Innovative funding gains momentum
FOR several years now governments around the world have been trying to attract private funding for rail projects as a way of bridging the gap between dwindling public resources and the need to expand urban and national transport networks. There has also been a growing readiness by both private investors and pension funds to invest in infrastructure, which is regarded as a relatively safe place to invest at a time when interest rates are at rock bottom.
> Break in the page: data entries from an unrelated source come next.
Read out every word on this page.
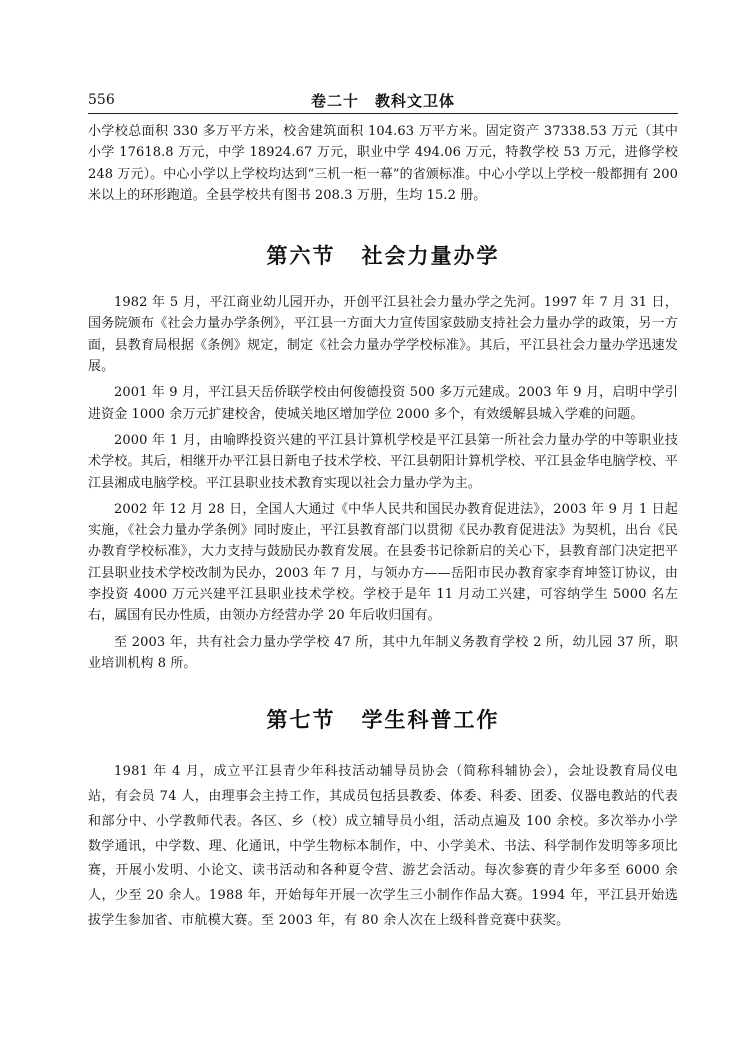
556	卷二十　教科文卫体

小学校总面积 330 多万平方米，校舍建筑面积 104.63 万平方米。固定资产 37338.53 万元（其中小学 17618.8 万元，中学 18924.67 万元，职业中学 494.06 万元，特教学校 53 万元，进修学校 248 万元）。中心小学以上学校均达到“三机一柜一幕”的省颁标准。中心小学以上学校一般都拥有 200 米以上的环形跑道。全县学校共有图书 208.3 万册，生均 15.2 册。

第六节 社会力量办学

1982 年 5 月，平江商业幼儿园开办，开创平江县社会力量办学之先河。1997 年 7 月 31 日，国务院颁布《社会力量办学条例》，平江县一方面大力宣传国家鼓励支持社会力量办学的政策，另一方面，县教育局根据《条例》规定，制定《社会力量办学学校标准》。其后，平江县社会力量办学迅速发展。

2001 年 9 月，平江县天岳侨联学校由何俊德投资 500 多万元建成。2003 年 9 月，启明中学引进资金 1000 余万元扩建校舍，使城关地区增加学位 2000 多个，有效缓解县城入学难的问题。

2000 年 1 月，由喻晔投资兴建的平江县计算机学校是平江县第一所社会力量办学的中等职业技术学校。其后，相继开办平江县日新电子技术学校、平江县朝阳计算机学校、平江县金华电脑学校、平江县湘成电脑学校。平江县职业技术教育实现以社会力量办学为主。

2002 年 12 月 28 日，全国人大通过《中华人民共和国民办教育促进法》，2003 年 9 月 1 日起实施，《社会力量办学条例》同时废止，平江县教育部门以贯彻《民办教育促进法》为契机，出台《民办教育学校标准》，大力支持与鼓励民办教育发展。在县委书记徐新启的关心下，县教育部门决定把平江县职业技术学校改制为民办，2003 年 7 月，与领办方——岳阳市民办教育家李育坤签订协议，由李投资 4000 万元兴建平江县职业技术学校。学校于是年 11 月动工兴建，可容纳学生 5000 名左右，属国有民办性质，由领办方经营办学 20 年后收归国有。

至 2003 年，共有社会力量办学学校 47 所，其中九年制义务教育学校 2 所，幼儿园 37 所，职业培训机构 8 所。

第七节 学生科普工作

1981 年 4 月，成立平江县青少年科技活动辅导员协会（简称科辅协会），会址设教育局仪电站，有会员 74 人，由理事会主持工作，其成员包括县教委、体委、科委、团委、仪器电教站的代表和部分中、小学教师代表。各区、乡（校）成立辅导员小组，活动点遍及 100 余校。多次举办小学数学通讯，中学数、理、化通讯，中学生物标本制作，中、小学美术、书法、科学制作发明等多项比赛，开展小发明、小论文、读书活动和各种夏令营、游艺会活动。每次参赛的青少年多至 6000 余人，少至 20 余人。1988 年，开始每年开展一次学生三小制作作品大赛。1994 年，平江县开始选拔学生参加省、市航模大赛。至 2003 年，有 80 余人次在上级科普竞赛中获奖。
The appetite for private investment in rail and innovative financing schemes has stepped up a gear in the last few months. The US Federal Transit Administration (FTA) recently unveiled its proposed Private Investment Project Procedure (Pipp) for public transport capital projects. This is designed to help the federal government develop more effective approaches to spurring private participation and investment in areas such as planning, finance, construction, maintenance, and operations by allowing recipients of federal funding for transit projects to identify specific FTA regulations or procedures that could impede the use of private investment in a project.
Across the border in Canada, the Canada Infrastructure Bank is being set up as part of the national Investing in Canada plan with the objective of attracting private and institutional investors to support infrastructure projects. Canada is no stranger to private funding, with several transit projects funded through public-private partnerships (PPP) such as Vancouver’s Canada Line.
There are also two innovative transit projects in Montreal and Toronto. The federal government announced in June that it will contribute $C 1.28bn ($US 960m) towards the $C 6.04bn’s 67km Metropolitan Electric Network (REM) light metro in Montreal, which means the project is now fully funded. CDPQ Infra, a subsidiary of pension fund Caisse de Dépôt et Placement du Québec, is contributing
$C 2.67bn, the province of Quebec $C 1.24bn, and Hydro Quebec $C 295m, while $C 512m is due from land value capture.
In Ottawa, a group of local companies known as the Moose Consortium are planning to introduce a privately-financed commuter rail service on a 400km network of existing lines based on a “property-powered rail open market development model”. Letters of intent have been exchanged with an investment consortium to assess the business model. The idea is that each station and its surrounding land would be developed independently by private entities. Moose would split the profits from any property value gains and collect a fee for providing the train service.
On August 16, the Indian government announced a new policy whereby it will only approve or fund metro projects after state governments have firmed up PPP agreements and last mile connectivity plans have been finalised. But only projects with a financial internal rate of return of 14% will be approved, compared with 8% at present. There will be three models: PPPs with central government assistance, government grants of up to 10%, and an equity sharing model split 50:50 between the central and state governments. All three models have a mandatory requirement for private-sector participation.
While this is all good news for the railway industry, it is important to note that private and independent public investors have expectations which may not always align with the objectives of the public sector. First and foremost, investors expect a return on their investment. This means that the cost of implementing the project is likely to be higher than with a straightforward publicly-funded scheme.
Private investors are also likely to be less risk averse than public bodies. For example, not only did the Canada Line in Vancouver cost more to build than the light metro’s other two lines, but a more conventional traction system was chosen for the Canada Line rather than the linear-induction system used on the rest of the network. This means Vancouver now has two incompatible train fleets at a time when it is short of rolling stock.
Capturing value from rising property prices or funding rail projects as part of a property development are often difficult to achieve because ideally the railway needs to be built first to ensure the viability of the property development. This means funding must be secured for the railway project ahead of the property development, and only very big developers have the resources to do this. Hong Kong is a world leader in funding metro extensions through property development, but the metro extension is always built and funded first and the investment is only repaid once the property development is completed.
Finally, the separation of infrastructure from operations in Europe makes PPPs more risky than elsewhere because of the difficulty in obtaining guarantees from train operators that they will provide the level of service required to give a return on the investment, as demonstrated by the failure of TP Ferro, which had a 50-year concession to build and operate the 44.3km high-speed line linking Perpignan, France, with Figueres, Spain. TP Ferro went into receivership in late 2015 after declaring debts of e560m because traffic was less than a third of that forecast by the company in 2003 when the concession was awarded.
Public authorities need to be fully aware of the risks associated with PPPs and other private funding models to avoid ending up with projects that are too expensive to maintain or operate.